Mientras miles de familias, estudiantes y trabajadores esperan respuestas, el gobierno nacional se niega a poner en marcha las leyes de emergencia que el Congreso aprobó por amplia mayoría: la Ley de Emergencia en Discapacidad, la Ley de Financiamiento Universitario y la Ley de Emergencia en Pediatría.

No se trata de un olvido administrativo.
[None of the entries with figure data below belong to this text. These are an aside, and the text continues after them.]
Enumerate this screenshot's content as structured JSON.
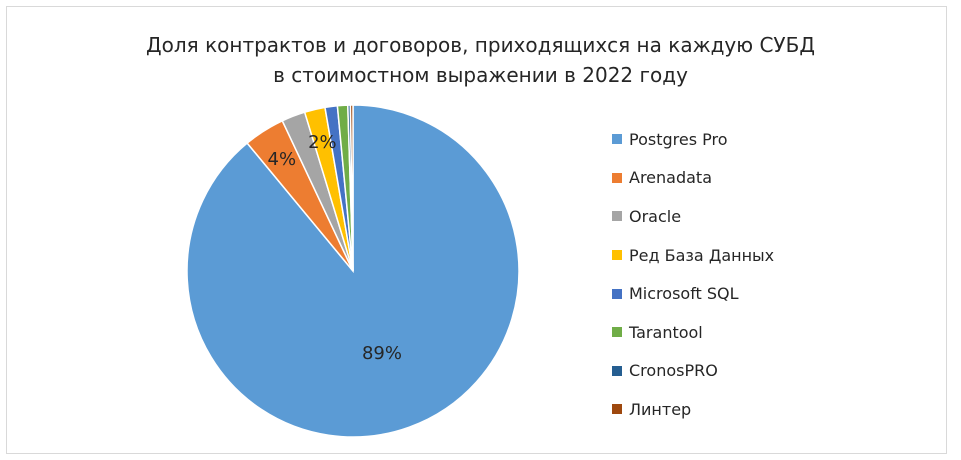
{
  "chart_data": {
    "type": "pie",
    "title_lines": [
      "Доля контрактов и договоров, приходящихся на каждую СУБД",
      "в стоимостном выражении в 2022 году"
    ],
    "slices": [
      {
        "name": "Postgres Pro",
        "value": 89.0,
        "label": "89%",
        "color": "#5b9bd5"
      },
      {
        "name": "Arenadata",
        "value": 4.0,
        "label": "4%",
        "color": "#ed7d31"
      },
      {
        "name": "Oracle",
        "value": 2.3,
        "label": "",
        "color": "#a5a5a5"
      },
      {
        "name": "Ред База Данных",
        "value": 2.0,
        "label": "2%",
        "color": "#ffc000"
      },
      {
        "name": "Microsoft SQL",
        "value": 1.2,
        "label": "",
        "color": "#4472c4"
      },
      {
        "name": "Tarantool",
        "value": 1.0,
        "label": "",
        "color": "#70ad47"
      },
      {
        "name": "CronosPRO",
        "value": 0.25,
        "label": "",
        "color": "#255e91"
      },
      {
        "name": "Линтер",
        "value": 0.25,
        "label": "",
        "color": "#9e480e"
      }
    ],
    "legend_position": "right",
    "start_angle": "12 o'clock",
    "direction": "clockwise"
  }
}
Es una decisión política: desfinanciar la salud y la educación, como paso previo a su privatización.

Las tres leyes nacieron de la lucha colectiva —de organizaciones de personas con discapacidad, de docentes y estudiantes, de médicos, enfermeras y familias— que exigieron al Estado estar presente donde más se lo necesita.

Pero el gobierno elige el camino del ajuste y la insensibilidad, mientras los prestadores de discapacidad acumulan meses sin cobrar, los hospitales pediátricos denuncian la falta de insumos y profesionales, y las universidades públicas pelean por seguir abiertas.

Dicen que no hay plata, pero sí la hay para pagar deuda externa y subsidiar a los grandes grupos económicos. Lo que no hay es voluntad de defender a los argentinos y argentinas que más lo necesitan.

Las leyes están, fueron votadas en ambas cámaras del Congreso y después del veto presidencial, se insistió en su aplicación, lo que falta es un gobierno que crea en el Estado como herramienta de justicia social.

Porque la verdadera emergencia es moral y política: la de un gobierno que abandona al pueblo, traiciona su mandato y tiene a la represión como única respuesta.